Выбрать главу

Как, верно, многие, с опозданием узнала я и о вехах жизни Бема, о его участии в знаменитом пушкинском семинарии С. А. Венгерова, о разнообразной деятельности в пражской эмиграции; о его искалеченной детским параличом телесной оболочке и внешности “доброго гнома” (графический портрет работы поэта А. Фотинского), о его аресте после взятия Праги советскими войсками и, видимо, тут же приключившейся гибели.

В предисловии написано о необходимости полного издания трудов А. Л. Бема. Еще бы!

 

Ю. Н. Тынянов. Литературная эволюция. Избранные труды. Составление, вступительная статья, комментарии Вл. Новикова. М., “Аграф”, 2002, 495 стр. (“Литературная мастерская”).

Тынянов посещал тот же венгеровский семинарий, что и Бем, будучи на восемь лет (на одно культурное поколение) его моложе. Когда б история России сложилась иначе, они спорили бы друг с другом в одних и тех же профессиональных аудиториях и на страницах одних и тех же научных изданий. Спорили бы наверняка о преемственности между литературными отцами и детьми (Бем) или отталкивании вторых от первых и обращении их, в пику отцам, к дедушкам и дядюшкам по линии словесности (Тынянов). Но история разделила нашу культуру надвое, так что мы можем судить лишь о слабых зачатках наметившегося спора (реплика жившего в свободной Праге Бема о “весьма ценной книжечке Тынянова” — “Достоевский и Гоголь (к теории пародии)” — и думать о так и не выявленной тут “плодотворности противоречий” (этими словами Виктора Шкловского Вл. Новиков назвал свое предисловие к тыняновскому избранному).

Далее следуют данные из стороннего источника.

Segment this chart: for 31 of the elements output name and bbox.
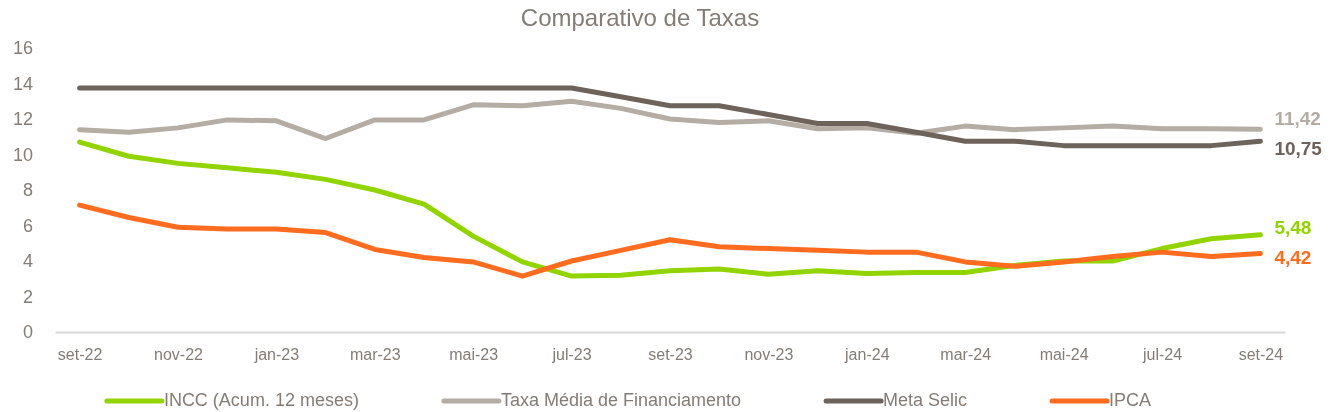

Знаменитый “формалист” начиная с 60-х годов уже серьезно переиздавался, изучался и комментировался — в первую очередь усилиями четы Чудаковых, Е. Тоддеса и того же Новикова. Можно, конечно, посетовать, что сколько-нибудь полного академического Тынянова (как и Бема) у нас до сих пор нет и вроде не предвидится. Но нынешний сборник я назвала бы удачной пропедевтикой к наследию Тынянова, своего рода обязательным вводным курсом. В него каким-то чудом вместилось все, без чего нет Тынянова-теоретика (вечно актуальные “Проблемы стихотворного языка”, остроконцептуальные “Литературный факт” и “Литературная эволюция”), без чего нет Тынянова — историка классической литературы в ее непрямолинейном движении (Пушкин, Тютчев, Достоевский, Гоголь, Некрасов, Блок, Хлебников) и нет Тынянова-критика (“Литературное сегодня” и “Промежуток”, которые и ныне по рейтингу цитирования хоть кого опередят)... Это и другое “без чего нельзя” снабжено не только постатейными комментариями, но и экскурсом “Основные понятия научной системы Тынянова” ( материал, форма, прием, установка и проч.): столько же дескриптивно-разъяснительный, сколько самостоятельный теоретико-полемический труд — один из многих трудов “тыняноведа” Новикова, с готовностью “подобравшего кошелек” (“...никто не подбирает кошелька”, — досадовал Тынянов в письме Шкловскому). Короче, в книге удалось совместить черты хрестоматии, учебного курса и оригинального исследования.

В виде попутной реплики напомню тем, кто сегодня издевается над — якобы совковым — понятием “литературный процесс” (та же тыняновская “литературная эволюция”), слова Тынянова: “У истории тупиков не бывает. Есть только промежутки”, — неплохое лекарство от (не чуждого и мне) ощущения “бесконечного тупика”.

 

Марк Щеглов. На полдороге. Слово о русской литературе. [Предисловие Андрея Туркова]. М., “Прогресс-Плеяда”, 2001, 318 стр.

Батюшки, на полке выстраивается — разреженным пунктиром — что-то вроде истории русской критики ХХ века (филологии, журналистики); книги сами разбираются между собой и живо лепятся друг к другу. Впрочем, когда я лет двадцати от роду конспектировала опоязовские сборнички в студенческом зале Ленинки, жизнь я искала в них, а не в статьях моего старшего (опять же на одно поколение) современника, так рано умершего Марка Щеглова (1926 — 1956), подававшего свой — неподкупный! — голос с основательным кляпом во рту. Мне и сию минуту страшно шагнуть из “амбивалентных”, но еще не убитых 20-х годов в то летаргическое предрассветное время.